On my day off I went to London to the Tate Modern and a number of things struck me. Perhaps the biggest surprise was that art is no different to anything else - the excellent stands head and shoulders above the good. I had assumed - not being an art afficionado - that good artists painted good pictures - and for all I know the experts might agree - but my observation was that even good artists paint lesser pieces. I would perhaps compare it to sport where there are certain performers who can raise their sport to a different level. So for example I enjoy watching good quality rugby (shame I'm an England supporter right now) but even Premiership games leave me unmoved. And sometimes there are performers who will take a sport that no one watches and make it unmissable, Torvill and Dean perhaps?
Then there was the appearance of some of these lesser pieces. Some looked to me no better than things that I have seen in schools. That set me thinking about the difference between modern art and older art.
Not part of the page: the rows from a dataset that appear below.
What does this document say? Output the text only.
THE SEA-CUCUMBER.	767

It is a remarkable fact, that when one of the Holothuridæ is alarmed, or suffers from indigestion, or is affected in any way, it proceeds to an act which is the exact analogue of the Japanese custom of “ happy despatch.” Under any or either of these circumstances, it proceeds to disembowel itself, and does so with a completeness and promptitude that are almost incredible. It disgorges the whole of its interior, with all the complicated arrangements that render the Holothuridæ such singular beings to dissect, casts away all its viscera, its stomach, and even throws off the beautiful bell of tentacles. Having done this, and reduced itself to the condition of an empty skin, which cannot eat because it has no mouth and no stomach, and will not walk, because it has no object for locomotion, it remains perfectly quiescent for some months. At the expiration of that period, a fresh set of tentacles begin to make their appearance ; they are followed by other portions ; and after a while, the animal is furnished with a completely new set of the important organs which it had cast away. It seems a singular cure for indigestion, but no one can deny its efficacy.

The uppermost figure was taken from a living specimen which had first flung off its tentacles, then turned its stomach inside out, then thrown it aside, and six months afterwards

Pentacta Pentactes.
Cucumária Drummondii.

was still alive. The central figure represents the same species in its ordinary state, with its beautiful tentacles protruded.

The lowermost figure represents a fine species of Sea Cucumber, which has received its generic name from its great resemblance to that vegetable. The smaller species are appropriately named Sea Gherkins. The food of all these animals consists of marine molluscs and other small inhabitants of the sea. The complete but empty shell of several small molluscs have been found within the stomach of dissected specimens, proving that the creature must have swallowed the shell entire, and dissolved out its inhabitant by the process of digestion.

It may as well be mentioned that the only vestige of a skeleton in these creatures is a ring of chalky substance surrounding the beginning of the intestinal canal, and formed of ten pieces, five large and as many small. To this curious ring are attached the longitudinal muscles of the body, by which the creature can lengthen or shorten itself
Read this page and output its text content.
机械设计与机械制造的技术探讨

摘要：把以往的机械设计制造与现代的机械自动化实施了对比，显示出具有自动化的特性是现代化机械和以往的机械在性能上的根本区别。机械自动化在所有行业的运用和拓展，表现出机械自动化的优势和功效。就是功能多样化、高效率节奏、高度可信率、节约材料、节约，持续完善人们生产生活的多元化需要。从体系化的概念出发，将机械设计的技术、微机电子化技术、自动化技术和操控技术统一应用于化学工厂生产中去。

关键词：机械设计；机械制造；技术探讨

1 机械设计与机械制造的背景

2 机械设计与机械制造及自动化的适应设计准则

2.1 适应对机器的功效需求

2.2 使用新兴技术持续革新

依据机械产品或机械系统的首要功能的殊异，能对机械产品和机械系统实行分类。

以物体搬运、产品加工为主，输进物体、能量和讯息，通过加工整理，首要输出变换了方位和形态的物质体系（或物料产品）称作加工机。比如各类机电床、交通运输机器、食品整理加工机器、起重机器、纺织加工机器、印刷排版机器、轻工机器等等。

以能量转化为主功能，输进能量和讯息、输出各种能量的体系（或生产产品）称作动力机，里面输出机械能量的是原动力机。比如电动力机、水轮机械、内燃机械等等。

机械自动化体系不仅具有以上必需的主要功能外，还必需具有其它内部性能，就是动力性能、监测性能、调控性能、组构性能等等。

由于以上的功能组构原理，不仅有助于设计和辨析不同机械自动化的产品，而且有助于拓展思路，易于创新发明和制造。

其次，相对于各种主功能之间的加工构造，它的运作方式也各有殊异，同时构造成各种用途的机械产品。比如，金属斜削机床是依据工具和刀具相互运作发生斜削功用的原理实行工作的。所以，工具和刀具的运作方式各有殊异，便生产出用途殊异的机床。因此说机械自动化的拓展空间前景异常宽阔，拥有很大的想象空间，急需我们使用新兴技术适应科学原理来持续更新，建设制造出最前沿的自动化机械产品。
Some of the modern art had little physical skill in its production - anyone could have produced it (one of the pieces was reproduced each installation by staff following the artists instructions) whereas the Old Masters appear to me to require considerable techincal ability to produce. So what is it that makes something art? Is it the technical ability required to produce it, or is it the emotional reaction that it generates? What I found interesting was that there were some pieces which generated an emotional reaction without looking like "art".
And that made me think about how that relates to religion. Worship is about giving praise to God, and prayer about communicating with God - but these can happen in a variety of ways - the important thing is that they happen - not the format in which they happen.

Oh, and the picture... One of the surprises of the day. Although no art afficionado I know that Jackson Pollock dripped paint onto canvas, what I didn't know was that he also painted pictures!

1 comment:

  1. I studied Art at school and we would critique each other’s work. One day we were all stunned by one piece which had been painted by someone with less technical ability. The naivety made it more powerful. Would Van Gogh’s paintings be better if the chair legs weren’t wonky? Perhaps something in the imperfection captivates us.